Aeroacoustic investigation of multi-directional wings aligned in tandem under wing-in-ground effect

Abstract

The aero-train is an innovative, high-efficiency, and low-consumption vehicle that uses the wing-in-ground effect. It utilizes orbital high voltage to obtain a high lift-to-drag ratio while generates significant noise, which is dominated by the trailing-edge noise from the multi-directional wing. Study of trailing-edge noise generation and propagation is of great significance in realizing the active and passive reduction of the trailing-edge noise; however, various types of mechanisms of the trailing-edge noise under near-wall conditions are unknown. In this study, multi-directional wings with different relative spacings aligned in tandem at 0.3 Mach are numerically simulated using the large eddy simulation combined with Möhring acoustic analogy theory.

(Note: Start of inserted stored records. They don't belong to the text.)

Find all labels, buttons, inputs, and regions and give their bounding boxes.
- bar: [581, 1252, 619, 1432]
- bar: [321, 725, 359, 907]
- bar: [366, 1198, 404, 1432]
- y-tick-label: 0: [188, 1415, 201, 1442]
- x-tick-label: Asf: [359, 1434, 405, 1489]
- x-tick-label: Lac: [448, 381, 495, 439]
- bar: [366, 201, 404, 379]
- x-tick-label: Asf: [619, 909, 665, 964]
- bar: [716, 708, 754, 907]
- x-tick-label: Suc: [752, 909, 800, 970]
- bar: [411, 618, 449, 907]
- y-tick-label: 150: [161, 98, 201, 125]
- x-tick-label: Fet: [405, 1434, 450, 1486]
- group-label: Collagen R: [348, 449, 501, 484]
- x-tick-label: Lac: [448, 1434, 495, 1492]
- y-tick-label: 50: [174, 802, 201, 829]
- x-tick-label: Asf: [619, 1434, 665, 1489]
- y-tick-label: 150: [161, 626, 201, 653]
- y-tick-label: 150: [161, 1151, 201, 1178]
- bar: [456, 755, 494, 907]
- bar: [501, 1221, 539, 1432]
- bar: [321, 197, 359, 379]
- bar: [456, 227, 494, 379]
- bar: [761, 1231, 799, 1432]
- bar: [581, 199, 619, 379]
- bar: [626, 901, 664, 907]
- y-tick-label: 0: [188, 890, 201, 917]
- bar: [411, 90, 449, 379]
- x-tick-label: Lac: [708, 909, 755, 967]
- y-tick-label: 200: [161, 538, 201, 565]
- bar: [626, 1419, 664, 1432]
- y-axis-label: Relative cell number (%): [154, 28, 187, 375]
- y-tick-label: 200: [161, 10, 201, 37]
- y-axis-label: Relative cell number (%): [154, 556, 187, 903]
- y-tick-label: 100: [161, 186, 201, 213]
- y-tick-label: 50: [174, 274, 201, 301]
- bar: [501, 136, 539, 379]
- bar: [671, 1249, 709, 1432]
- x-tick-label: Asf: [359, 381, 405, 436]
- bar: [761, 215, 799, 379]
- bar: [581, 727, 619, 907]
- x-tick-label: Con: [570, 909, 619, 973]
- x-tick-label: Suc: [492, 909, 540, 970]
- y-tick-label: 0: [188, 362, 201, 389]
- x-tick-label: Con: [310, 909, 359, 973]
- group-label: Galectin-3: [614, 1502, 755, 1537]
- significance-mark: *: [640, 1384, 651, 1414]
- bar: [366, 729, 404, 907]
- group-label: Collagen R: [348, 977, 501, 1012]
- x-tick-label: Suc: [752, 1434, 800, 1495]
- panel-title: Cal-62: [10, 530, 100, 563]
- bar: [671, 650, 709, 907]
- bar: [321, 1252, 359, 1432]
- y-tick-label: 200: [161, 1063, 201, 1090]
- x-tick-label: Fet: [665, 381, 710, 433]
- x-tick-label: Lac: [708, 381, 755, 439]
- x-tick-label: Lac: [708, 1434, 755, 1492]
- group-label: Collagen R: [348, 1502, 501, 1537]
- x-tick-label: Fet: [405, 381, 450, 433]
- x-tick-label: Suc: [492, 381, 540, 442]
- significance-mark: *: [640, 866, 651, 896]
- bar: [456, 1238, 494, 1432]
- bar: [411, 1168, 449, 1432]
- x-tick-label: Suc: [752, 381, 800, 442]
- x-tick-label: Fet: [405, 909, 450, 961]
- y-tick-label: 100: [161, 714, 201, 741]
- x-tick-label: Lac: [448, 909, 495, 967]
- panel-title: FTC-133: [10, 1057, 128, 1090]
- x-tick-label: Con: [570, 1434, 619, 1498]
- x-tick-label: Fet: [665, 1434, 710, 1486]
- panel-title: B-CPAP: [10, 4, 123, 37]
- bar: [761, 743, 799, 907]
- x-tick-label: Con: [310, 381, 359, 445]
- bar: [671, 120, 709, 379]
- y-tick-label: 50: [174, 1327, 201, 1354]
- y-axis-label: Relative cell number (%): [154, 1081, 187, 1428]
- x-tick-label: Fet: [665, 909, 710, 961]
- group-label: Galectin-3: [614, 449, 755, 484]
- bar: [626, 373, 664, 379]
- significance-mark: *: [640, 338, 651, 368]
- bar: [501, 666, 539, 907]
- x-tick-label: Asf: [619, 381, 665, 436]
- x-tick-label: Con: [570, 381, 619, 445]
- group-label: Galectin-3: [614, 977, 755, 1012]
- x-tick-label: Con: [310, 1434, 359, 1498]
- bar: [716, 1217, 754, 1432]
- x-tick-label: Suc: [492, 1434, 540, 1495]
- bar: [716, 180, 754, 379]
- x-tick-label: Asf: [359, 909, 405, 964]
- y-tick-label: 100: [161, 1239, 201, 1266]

Numerical results indicate that a spacing of six times of the chord length produces the lowest sound pressure level. Moreover, based on an analytical concept of the main frequency contribution of the source region, the frequency response function of each frequency of the source region is integrated. The results of integration indicate that the dominant noise component is the low-frequency noise below 200 Hz, and the low-frequency noise generates from the wing trailing edge, the wake area, and the aileron tip. In addition, low-frequency noise dominates sound propagation owing to its strong ability of the diffraction and penetration. For the ground effect wing (GEW), the orbital wall surface increases the turbulence around the airframe, creates more chaotic vortex structures, and produces greater noise. This study provides a theoretical basis for noise suppression through optimizing and controlling the GEW trailing edge.